A professor of ethics at Harvard Medical School, Eric Campbell, said that many nonprofits have come to rely on funding from drugmakers, and that ethical lines are crossed all the time in the pharmaceutical industry.

"Yes, this is a conflict of interest," he said. "There is not a single aspect of medical practice and medical education in the United States in which drug companies don't have extensive financial relationships aimed exclusively at promoting their products. The marketing plan is money and payments which buys influence, attention and ultimately results in increased sales."

For Avanir, the push in nursing homes has generated significant revenue -- despite how rare experts tell CNN that PBA is in these facilities. Total sales of Nuedexta reached almost $300 million in 2016, with more than half of all Nuedexta pills going to long-term care facilities since 2012.

And much of the money being spent on Nuedexta is coming straight from the federal government, in the form of Medicare Part D prescription drug funding, for people 65 and over and the disabled. In 2015, the most recent year for which data is available, this Medicare program spent $138 million on Nuedexta -- up more than 400% from just three years earlier.

Avanir is linked to the US government in other ways, too, recently sponsoring a summit of top medical experts and researchers, hosted by the Department of Health and Human Services and the nonprofit in charge of fundraising for the National Institute of Health (NIH), the US government's primary medical research agency.

The Foundation for the NIH said that Avanir contributed "a modest amount" for the summit and was one of a number of financial backers -- none of which were involved in the development of the program. It noted that Avanir was contacted because it is a member of the highly-respected LEAD Coalition (Leaders Engaged on Alzheimer's Disease). LEAD declined a request from CNN for comment.

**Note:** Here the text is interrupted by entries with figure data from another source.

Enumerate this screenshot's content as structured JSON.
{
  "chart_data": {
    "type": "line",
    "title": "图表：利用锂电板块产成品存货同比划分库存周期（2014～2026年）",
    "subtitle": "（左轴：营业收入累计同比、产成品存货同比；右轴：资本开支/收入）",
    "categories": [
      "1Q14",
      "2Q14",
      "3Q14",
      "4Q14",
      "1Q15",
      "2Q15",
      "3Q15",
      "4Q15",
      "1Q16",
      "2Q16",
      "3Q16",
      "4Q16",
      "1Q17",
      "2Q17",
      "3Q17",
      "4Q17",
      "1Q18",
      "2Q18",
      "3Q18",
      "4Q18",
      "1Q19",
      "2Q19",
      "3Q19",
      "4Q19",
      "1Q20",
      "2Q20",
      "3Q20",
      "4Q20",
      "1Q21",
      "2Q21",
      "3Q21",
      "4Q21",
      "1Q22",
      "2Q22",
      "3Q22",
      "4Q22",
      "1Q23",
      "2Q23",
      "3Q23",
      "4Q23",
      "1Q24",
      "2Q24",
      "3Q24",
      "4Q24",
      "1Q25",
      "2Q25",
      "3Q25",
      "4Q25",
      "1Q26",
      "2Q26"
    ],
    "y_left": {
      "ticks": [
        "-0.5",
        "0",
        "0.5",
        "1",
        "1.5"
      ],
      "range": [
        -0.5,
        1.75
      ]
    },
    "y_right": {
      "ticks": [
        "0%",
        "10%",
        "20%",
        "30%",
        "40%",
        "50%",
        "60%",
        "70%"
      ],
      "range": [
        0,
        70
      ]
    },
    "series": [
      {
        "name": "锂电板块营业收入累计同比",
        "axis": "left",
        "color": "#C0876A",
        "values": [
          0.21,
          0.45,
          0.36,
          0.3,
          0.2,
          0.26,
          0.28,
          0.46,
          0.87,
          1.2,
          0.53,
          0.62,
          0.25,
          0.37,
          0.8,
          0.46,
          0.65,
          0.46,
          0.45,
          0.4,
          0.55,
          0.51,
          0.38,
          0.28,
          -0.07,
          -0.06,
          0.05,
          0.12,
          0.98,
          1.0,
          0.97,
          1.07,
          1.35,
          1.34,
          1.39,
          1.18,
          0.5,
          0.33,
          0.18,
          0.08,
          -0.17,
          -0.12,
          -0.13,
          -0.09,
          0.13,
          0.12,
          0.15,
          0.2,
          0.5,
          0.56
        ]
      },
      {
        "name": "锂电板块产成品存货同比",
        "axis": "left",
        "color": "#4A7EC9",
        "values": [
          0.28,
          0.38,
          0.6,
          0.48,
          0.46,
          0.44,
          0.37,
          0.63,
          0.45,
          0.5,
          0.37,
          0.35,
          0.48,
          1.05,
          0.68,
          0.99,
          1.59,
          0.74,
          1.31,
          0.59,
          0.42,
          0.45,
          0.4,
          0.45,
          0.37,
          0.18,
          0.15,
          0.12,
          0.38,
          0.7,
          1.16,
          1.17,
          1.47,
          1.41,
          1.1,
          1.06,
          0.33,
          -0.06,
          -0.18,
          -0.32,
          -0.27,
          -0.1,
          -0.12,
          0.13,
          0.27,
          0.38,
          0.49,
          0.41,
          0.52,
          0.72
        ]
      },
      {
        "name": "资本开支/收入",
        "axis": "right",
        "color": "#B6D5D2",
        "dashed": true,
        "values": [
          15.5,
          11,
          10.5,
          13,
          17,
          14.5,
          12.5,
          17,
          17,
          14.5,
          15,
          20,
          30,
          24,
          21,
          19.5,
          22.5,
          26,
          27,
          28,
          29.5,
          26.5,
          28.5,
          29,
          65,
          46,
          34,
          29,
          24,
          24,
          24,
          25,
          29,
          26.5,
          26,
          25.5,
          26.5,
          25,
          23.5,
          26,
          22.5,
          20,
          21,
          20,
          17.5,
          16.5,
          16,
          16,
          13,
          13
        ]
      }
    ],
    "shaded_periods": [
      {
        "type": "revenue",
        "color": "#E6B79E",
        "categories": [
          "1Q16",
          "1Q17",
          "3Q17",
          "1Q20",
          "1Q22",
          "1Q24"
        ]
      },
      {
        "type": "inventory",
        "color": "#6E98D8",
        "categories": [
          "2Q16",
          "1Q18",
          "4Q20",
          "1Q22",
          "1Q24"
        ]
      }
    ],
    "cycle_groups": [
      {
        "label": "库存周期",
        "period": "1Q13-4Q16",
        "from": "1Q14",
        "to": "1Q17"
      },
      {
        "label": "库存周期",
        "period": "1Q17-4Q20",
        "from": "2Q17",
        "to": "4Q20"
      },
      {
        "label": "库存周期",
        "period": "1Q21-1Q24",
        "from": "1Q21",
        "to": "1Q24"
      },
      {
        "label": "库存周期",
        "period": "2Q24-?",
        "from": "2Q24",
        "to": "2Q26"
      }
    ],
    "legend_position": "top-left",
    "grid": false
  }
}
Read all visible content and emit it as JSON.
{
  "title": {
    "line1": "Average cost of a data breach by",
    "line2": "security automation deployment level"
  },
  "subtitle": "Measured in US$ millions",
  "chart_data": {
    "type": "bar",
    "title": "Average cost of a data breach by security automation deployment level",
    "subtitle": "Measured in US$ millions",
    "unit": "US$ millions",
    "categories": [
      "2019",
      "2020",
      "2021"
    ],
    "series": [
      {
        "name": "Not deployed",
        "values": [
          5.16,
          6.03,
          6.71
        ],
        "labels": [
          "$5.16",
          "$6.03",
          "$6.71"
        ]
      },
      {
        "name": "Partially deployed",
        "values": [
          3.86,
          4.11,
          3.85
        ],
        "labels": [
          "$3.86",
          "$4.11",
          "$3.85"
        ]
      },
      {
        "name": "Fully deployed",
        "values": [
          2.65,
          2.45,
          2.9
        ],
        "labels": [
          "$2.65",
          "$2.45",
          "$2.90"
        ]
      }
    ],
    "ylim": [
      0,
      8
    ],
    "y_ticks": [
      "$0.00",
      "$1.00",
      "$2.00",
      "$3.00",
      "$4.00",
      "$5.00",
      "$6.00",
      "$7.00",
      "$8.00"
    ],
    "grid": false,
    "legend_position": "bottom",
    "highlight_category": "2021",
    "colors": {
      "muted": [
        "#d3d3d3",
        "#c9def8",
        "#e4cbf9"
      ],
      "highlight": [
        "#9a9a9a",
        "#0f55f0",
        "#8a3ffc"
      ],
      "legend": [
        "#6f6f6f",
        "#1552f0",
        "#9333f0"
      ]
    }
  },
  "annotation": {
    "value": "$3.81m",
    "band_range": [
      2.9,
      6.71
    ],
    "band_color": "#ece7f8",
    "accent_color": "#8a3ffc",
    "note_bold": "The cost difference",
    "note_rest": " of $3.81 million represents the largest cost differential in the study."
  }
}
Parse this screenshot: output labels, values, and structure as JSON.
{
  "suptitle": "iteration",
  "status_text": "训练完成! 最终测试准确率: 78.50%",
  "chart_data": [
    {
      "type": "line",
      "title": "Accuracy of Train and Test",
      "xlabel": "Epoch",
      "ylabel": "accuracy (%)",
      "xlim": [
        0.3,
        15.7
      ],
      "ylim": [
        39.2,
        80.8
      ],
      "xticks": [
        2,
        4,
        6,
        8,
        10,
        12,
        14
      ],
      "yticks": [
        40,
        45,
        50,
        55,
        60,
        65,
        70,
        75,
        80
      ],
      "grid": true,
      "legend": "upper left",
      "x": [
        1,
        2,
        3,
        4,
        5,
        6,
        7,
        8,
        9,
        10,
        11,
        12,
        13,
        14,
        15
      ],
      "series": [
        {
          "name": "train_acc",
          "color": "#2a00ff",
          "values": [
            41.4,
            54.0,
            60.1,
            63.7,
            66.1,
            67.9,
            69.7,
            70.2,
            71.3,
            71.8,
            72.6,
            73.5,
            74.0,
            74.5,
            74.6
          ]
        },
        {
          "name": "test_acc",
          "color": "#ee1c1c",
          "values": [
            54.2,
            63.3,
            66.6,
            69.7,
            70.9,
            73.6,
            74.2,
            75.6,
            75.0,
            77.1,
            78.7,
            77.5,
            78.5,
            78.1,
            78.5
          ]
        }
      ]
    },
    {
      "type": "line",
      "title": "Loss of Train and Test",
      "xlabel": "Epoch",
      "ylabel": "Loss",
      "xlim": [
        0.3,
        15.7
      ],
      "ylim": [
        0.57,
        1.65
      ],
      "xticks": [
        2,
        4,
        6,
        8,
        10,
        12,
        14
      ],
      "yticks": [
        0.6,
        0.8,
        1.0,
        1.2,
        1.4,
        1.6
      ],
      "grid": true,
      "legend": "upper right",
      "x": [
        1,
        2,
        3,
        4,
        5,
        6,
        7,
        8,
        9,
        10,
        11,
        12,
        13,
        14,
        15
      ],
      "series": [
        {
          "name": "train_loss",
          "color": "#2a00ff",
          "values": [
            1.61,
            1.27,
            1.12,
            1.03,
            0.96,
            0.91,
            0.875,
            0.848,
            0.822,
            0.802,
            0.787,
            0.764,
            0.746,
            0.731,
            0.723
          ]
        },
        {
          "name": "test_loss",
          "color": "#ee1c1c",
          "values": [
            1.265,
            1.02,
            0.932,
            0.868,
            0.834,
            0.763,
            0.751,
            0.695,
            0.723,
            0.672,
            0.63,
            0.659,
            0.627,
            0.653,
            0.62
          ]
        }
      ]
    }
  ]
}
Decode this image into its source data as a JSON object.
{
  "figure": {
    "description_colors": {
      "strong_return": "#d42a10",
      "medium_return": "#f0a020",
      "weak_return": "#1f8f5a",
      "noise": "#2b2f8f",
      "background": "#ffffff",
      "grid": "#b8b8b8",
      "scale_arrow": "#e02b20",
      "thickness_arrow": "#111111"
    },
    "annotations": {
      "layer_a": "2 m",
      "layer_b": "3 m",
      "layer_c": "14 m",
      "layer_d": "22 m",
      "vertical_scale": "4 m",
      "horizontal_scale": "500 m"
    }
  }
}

Avanir is also entering the world of academia. Currently, it is helping to launch an Alzheimer's training program at a New Jersey community college. The one-year "Alzheimer's Journey Coordination Certificate Program" is slated to start next fall at Camden County College and will train students to assist patients and their families with decisions ranging from housing and transportation to medical treatments. A representative from Avanir's parent company sits on the committee that is shaping the curriculum, led by the Rowan University/Rutgers-Camden Board of Governors.

New Jersey Congressman Donald Norcross, who was an earlier supporter of the training program, said he found the CNN's investigation into Nuedexta "deeply troubling." He said the program will be overseen by the joint board and will not include "any education around PBA or Nuedexta."

"It's never appropriate to put profits over people, especially when you're dealing with care for the most vulnerable among us," he said in a statement. "I support a full investigation into this matter and will certainly review the results."